Os miseráveis

São frases críticas que não se podem deixar passar num momento destes. Não porque critiquem, no sentido negativo da palavra, ou revelem pensamento crítico, antes pelo contrário, mas porque revelam um estado crítico. O estado crítico a que se chega para justificar uma política criadora de mais crise. O estado crítico a que chega a incompreensão dos políticos da situação sobre a situação real das condições de vida de muitos/as dos/as outros/as. O estado crítico a que chega a arrogância de quem está na mó de cima.

Diz António Barreto que “há direitos incompatíveis com a crise.” E ficamos a saber que há direitos intermitentes (saúde, educação, habitação…) que são um luxo concedido no intervalo das crises e que são coisa a cortar antes de ir importunar os lucros de alguém poderoso. Ao que parece há quem pense que a dignidade humana tem um preço e esse é o preço do ajustamento das contas públicas aos níveis exigidos pelos especuladores.

Diz Almeida Santos que “o povo tem de sofrer as crises como o governo as sofre.” e ficamos a matutar no que será esse sofrimento. Podemos imaginar os membros de um governo que deixaram de receber o subsídio de desemprego a esticar os cêntimos até à última enquanto que lá fora o povão, a começar pelos sacanas dos funcionários públicos, se desfaz em banquetes. Ou talvez seja melhor imaginar então a enorme dor interior do Primeiro-Ministro ao cortar nos salários, nas pensões, nas prestações sociais, ao aumentar impostos ao promover desemprego. Como sofrem aqueles que amam o povo que ignora o seu sofrimento... Há então que fazer sofrer o povo para compreender bem o sofrimento do chefe. E há algo que fica a ressoar na cabeça: sim, é justo, eles deviam sofrer a crise como nós a sofremos....

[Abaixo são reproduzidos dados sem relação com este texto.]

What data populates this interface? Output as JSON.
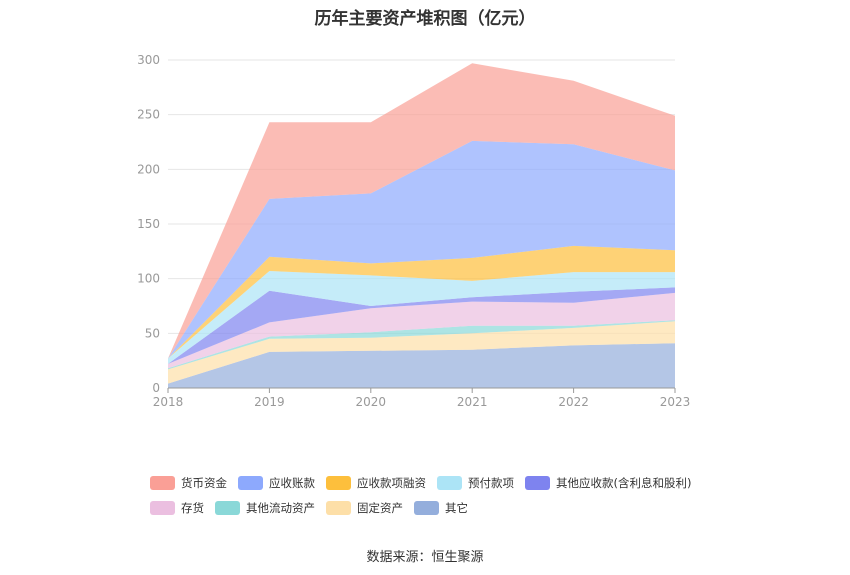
{
  "chart_data": {
    "type": "area",
    "stacked": true,
    "title": "历年主要资产堆积图（亿元）",
    "x": [
      "2018",
      "2019",
      "2020",
      "2021",
      "2022",
      "2023"
    ],
    "ylim": [
      0,
      300
    ],
    "yticks": [
      0,
      50,
      100,
      150,
      200,
      250,
      300
    ],
    "grid": true,
    "legend_position": "bottom",
    "series": [
      {
        "name": "其它",
        "color": "#94aedc",
        "values": [
          4,
          33,
          34,
          35,
          39,
          41
        ]
      },
      {
        "name": "固定资产",
        "color": "#fddfa8",
        "values": [
          13,
          12,
          12,
          15,
          16,
          20
        ]
      },
      {
        "name": "其他流动资产",
        "color": "#8ad8d8",
        "values": [
          1,
          2,
          5,
          7,
          2,
          1
        ]
      },
      {
        "name": "存货",
        "color": "#ebbfe0",
        "values": [
          4,
          13,
          22,
          22,
          21,
          25
        ]
      },
      {
        "name": "其他应收款(含利息和股利)",
        "color": "#7e83ef",
        "values": [
          0,
          29,
          2,
          4,
          10,
          5
        ]
      },
      {
        "name": "预付款项",
        "color": "#ace4f6",
        "values": [
          5,
          18,
          28,
          15,
          18,
          14
        ]
      },
      {
        "name": "应收款项融资",
        "color": "#fdbf3c",
        "values": [
          0,
          13,
          11,
          21,
          24,
          20
        ]
      },
      {
        "name": "应收账款",
        "color": "#8da9fd",
        "values": [
          0,
          53,
          64,
          107,
          93,
          73
        ]
      },
      {
        "name": "货币资金",
        "color": "#fa9f96",
        "values": [
          0,
          70,
          65,
          71,
          58,
          50
        ]
      }
    ],
    "legend_order": [
      "货币资金",
      "应收账款",
      "应收款项融资",
      "预付款项",
      "其他应收款(含利息和股利)",
      "存货",
      "其他流动资产",
      "固定资产",
      "其它"
    ]
  },
  "source_text": "数据来源：恒生聚源"
}
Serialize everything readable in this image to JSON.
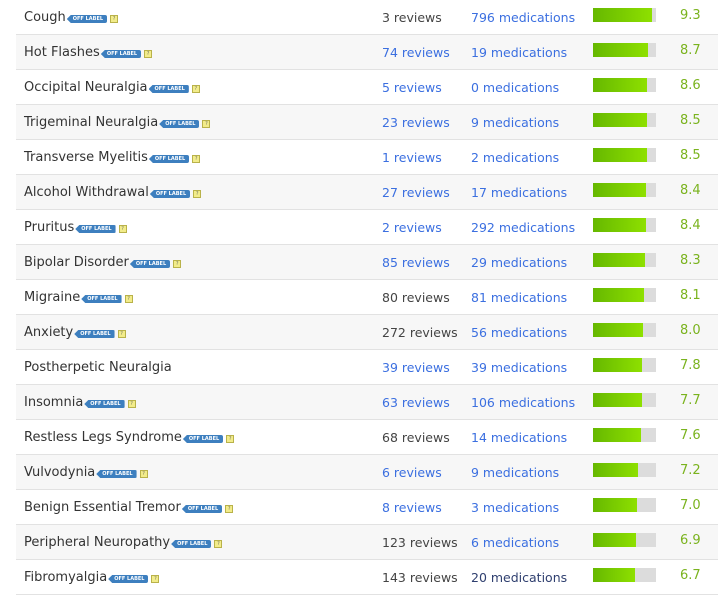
{
  "badge_label": "OFF LABEL",
  "help_icon": "question-icon",
  "colors": {
    "link": "#3b6fe0",
    "badge": "#3d7fbf",
    "bar_fill": "#7cc800",
    "score": "#7ab31e"
  },
  "rows": [
    {
      "condition": "Cough",
      "off_label": true,
      "reviews": "3 reviews",
      "reviews_link": false,
      "medications": "796 medications",
      "med_link": true,
      "score": "9.3",
      "rating": 9.3
    },
    {
      "condition": "Hot Flashes",
      "off_label": true,
      "reviews": "74 reviews",
      "reviews_link": true,
      "medications": "19 medications",
      "med_link": true,
      "score": "8.7",
      "rating": 8.7
    },
    {
      "condition": "Occipital Neuralgia",
      "off_label": true,
      "reviews": "5 reviews",
      "reviews_link": true,
      "medications": "0 medications",
      "med_link": true,
      "score": "8.6",
      "rating": 8.6
    },
    {
      "condition": "Trigeminal Neuralgia",
      "off_label": true,
      "reviews": "23 reviews",
      "reviews_link": true,
      "medications": "9 medications",
      "med_link": true,
      "score": "8.5",
      "rating": 8.5
    },
    {
      "condition": "Transverse Myelitis",
      "off_label": true,
      "reviews": "1 reviews",
      "reviews_link": true,
      "medications": "2 medications",
      "med_link": true,
      "score": "8.5",
      "rating": 8.5
    },
    {
      "condition": "Alcohol Withdrawal",
      "off_label": true,
      "reviews": "27 reviews",
      "reviews_link": true,
      "medications": "17 medications",
      "med_link": true,
      "score": "8.4",
      "rating": 8.4
    },
    {
      "condition": "Pruritus",
      "off_label": true,
      "reviews": "2 reviews",
      "reviews_link": true,
      "medications": "292 medications",
      "med_link": true,
      "score": "8.4",
      "rating": 8.4
    },
    {
      "condition": "Bipolar Disorder",
      "off_label": true,
      "reviews": "85 reviews",
      "reviews_link": true,
      "medications": "29 medications",
      "med_link": true,
      "score": "8.3",
      "rating": 8.3
    },
    {
      "condition": "Migraine",
      "off_label": true,
      "reviews": "80 reviews",
      "reviews_link": false,
      "medications": "81 medications",
      "med_link": true,
      "score": "8.1",
      "rating": 8.1
    },
    {
      "condition": "Anxiety",
      "off_label": true,
      "reviews": "272 reviews",
      "reviews_link": false,
      "medications": "56 medications",
      "med_link": true,
      "score": "8.0",
      "rating": 8.0
    },
    {
      "condition": "Postherpetic Neuralgia",
      "off_label": false,
      "reviews": "39 reviews",
      "reviews_link": true,
      "medications": "39 medications",
      "med_link": true,
      "score": "7.8",
      "rating": 7.8
    },
    {
      "condition": "Insomnia",
      "off_label": true,
      "reviews": "63 reviews",
      "reviews_link": true,
      "medications": "106 medications",
      "med_link": true,
      "score": "7.7",
      "rating": 7.7
    },
    {
      "condition": "Restless Legs Syndrome",
      "off_label": true,
      "reviews": "68 reviews",
      "reviews_link": false,
      "medications": "14 medications",
      "med_link": true,
      "score": "7.6",
      "rating": 7.6
    },
    {
      "condition": "Vulvodynia",
      "off_label": true,
      "reviews": "6 reviews",
      "reviews_link": true,
      "medications": "9 medications",
      "med_link": true,
      "score": "7.2",
      "rating": 7.2
    },
    {
      "condition": "Benign Essential Tremor",
      "off_label": true,
      "reviews": "8 reviews",
      "reviews_link": true,
      "medications": "3 medications",
      "med_link": true,
      "score": "7.0",
      "rating": 7.0
    },
    {
      "condition": "Peripheral Neuropathy",
      "off_label": true,
      "reviews": "123 reviews",
      "reviews_link": false,
      "medications": "6 medications",
      "med_link": true,
      "score": "6.9",
      "rating": 6.9
    },
    {
      "condition": "Fibromyalgia",
      "off_label": true,
      "reviews": "143 reviews",
      "reviews_link": false,
      "medications": "20 medications",
      "med_link": false,
      "score": "6.7",
      "rating": 6.7
    }
  ]
}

Diz o deputado do PS Ricardo Rodrigues: “sendo neste momento deputado sou dos que perde mais dinheiro” E ficamos com pena da vítima mais vitimizada dos planos de austeridade. E ficamos a gabar-lhe o altruísmo de quem sofre dignamente essa perda, votando no parlamento a sua própria miséria a bem da nação. Os/as outros/as? Queixam-se de barriga cheia porque não perderão certamente tanto dinheiro como ele. Só uns trocos. Já dizia alguém que se não tiverem pão o que isso interessa? Comam brioches!

Serão frases anedóticas certamente. Mas são frases que passam por cima da miséria de muitos/as. Por isso, são frases miseráveis.